Wolves will also eat humans, but usually—and, again, I stress usually—only in packs. I have come across solitary wolves a number of times in the wilds, making for a usually and spooky experience. Once while climbing a steep grass gully behind Harp Mountain in the central Chugach, I had such an encounter.
As the gully rounded up into the notch at the top of the ridge I sensed something watching me. Turning around, I saw less than 100 yards away, a wolf standing in a snowfield eyeing me, perhaps weighing me up.
As it stood, I managed to click one or two pictures of it. Without a telephoto lens, the photos make it hard to differentiate it from a dog. If one could have seen it turn away and turn down the valley on the opposite side of the ridge, they would know it a wolf. It had that unmistakable easy lope by which wolves move over the landscape, seeming without effort gobbling up big chunks of terrain in but a few hours.
I have seen many other wolves and bears up close, which always makes the heart go pitter patter. Luckily, I have only seen wolves traveling alone and not in a pack. I think if I happened into the ken of a pack I might not now sit here writing.
Many a moose has charged me. Many a tarn has dive-bombed me. And even one or two black bears have stalked me.

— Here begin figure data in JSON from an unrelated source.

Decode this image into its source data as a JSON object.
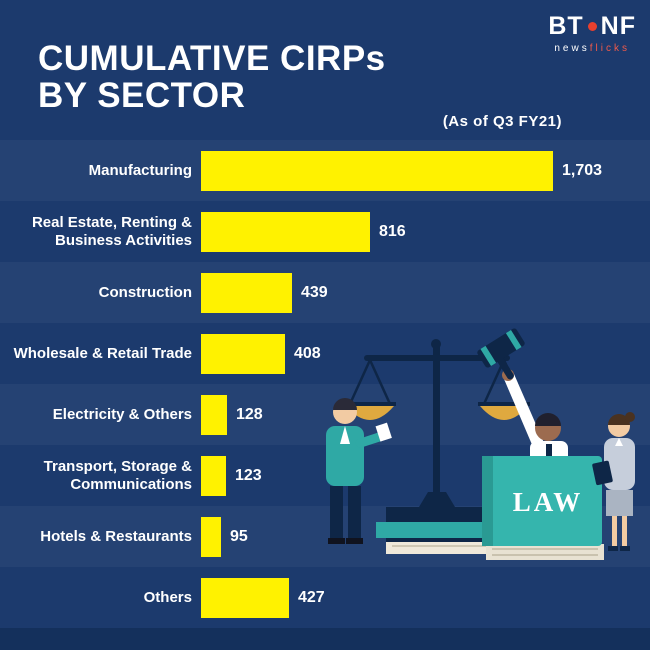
{
  "header": {
    "title_line1": "CUMULATIVE CIRPs",
    "title_line2": "BY SECTOR",
    "subtitle": "(As of Q3 FY21)"
  },
  "logo": {
    "bt": "BT",
    "nf": "NF",
    "tagline_news": "news",
    "tagline_flicks": "flicks"
  },
  "illustration": {
    "law_book_label": "LAW"
  },
  "chart_data": {
    "type": "bar",
    "orientation": "horizontal",
    "title": "CUMULATIVE CIRPs BY SECTOR",
    "subtitle": "(As of Q3 FY21)",
    "categories": [
      "Manufacturing",
      "Real Estate, Renting & Business Activities",
      "Construction",
      "Wholesale & Retail Trade",
      "Electricity & Others",
      "Transport, Storage & Communications",
      "Hotels & Restaurants",
      "Others"
    ],
    "values": [
      1703,
      816,
      439,
      408,
      128,
      123,
      95,
      427
    ],
    "value_labels": [
      "1,703",
      "816",
      "439",
      "408",
      "128",
      "123",
      "95",
      "427"
    ],
    "xlim": [
      0,
      1703
    ],
    "bar_color": "#fff200",
    "background_color": "#1c3a6d",
    "legend": "none",
    "grid": "off"
  }
}
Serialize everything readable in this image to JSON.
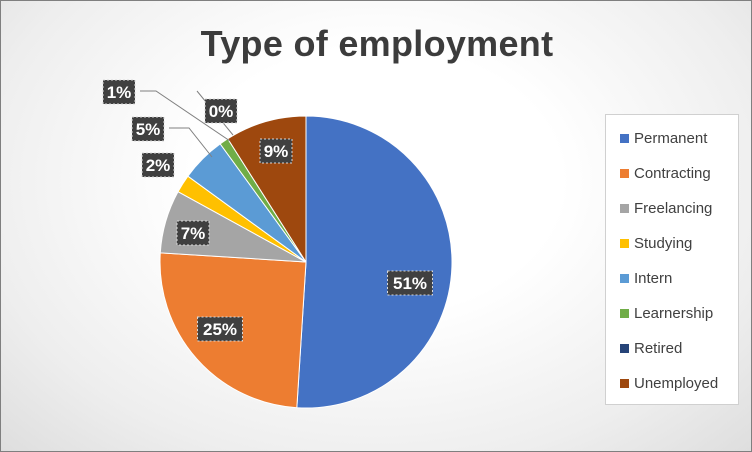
{
  "chart_data": {
    "type": "pie",
    "title": "Type of employment",
    "categories": [
      "Permanent",
      "Contracting",
      "Freelancing",
      "Studying",
      "Intern",
      "Learnership",
      "Retired",
      "Unemployed"
    ],
    "values": [
      51,
      25,
      7,
      2,
      5,
      1,
      0,
      9
    ],
    "data_labels": [
      "51%",
      "25%",
      "7%",
      "2%",
      "5%",
      "1%",
      "0%",
      "9%"
    ],
    "colors": [
      "#4472C4",
      "#ED7D31",
      "#A5A5A5",
      "#FFC000",
      "#5B9BD5",
      "#70AD47",
      "#264478",
      "#9E480E"
    ],
    "legend_position": "right",
    "start_angle": "12 o'clock",
    "direction": "clockwise"
  }
}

Some of these fellow creatures acted to defend their young. Some acted to make me lunch. They would have acted the same in confronting most any creature. The bones of many creatures that one comes across in the wilds—sheep, moose, caribou, rabbits, birds, and fish—remind us again and again of this fact. To them homo sapiens remain just another creature of the wilds—rare in some places and now far less vulnerable than millenniums ago—but still just another creature. We may make some bears more wary of us and some wolves choose not to attack us, but that doesn’t make us any less a part of the food chain—just an uncommon link in it.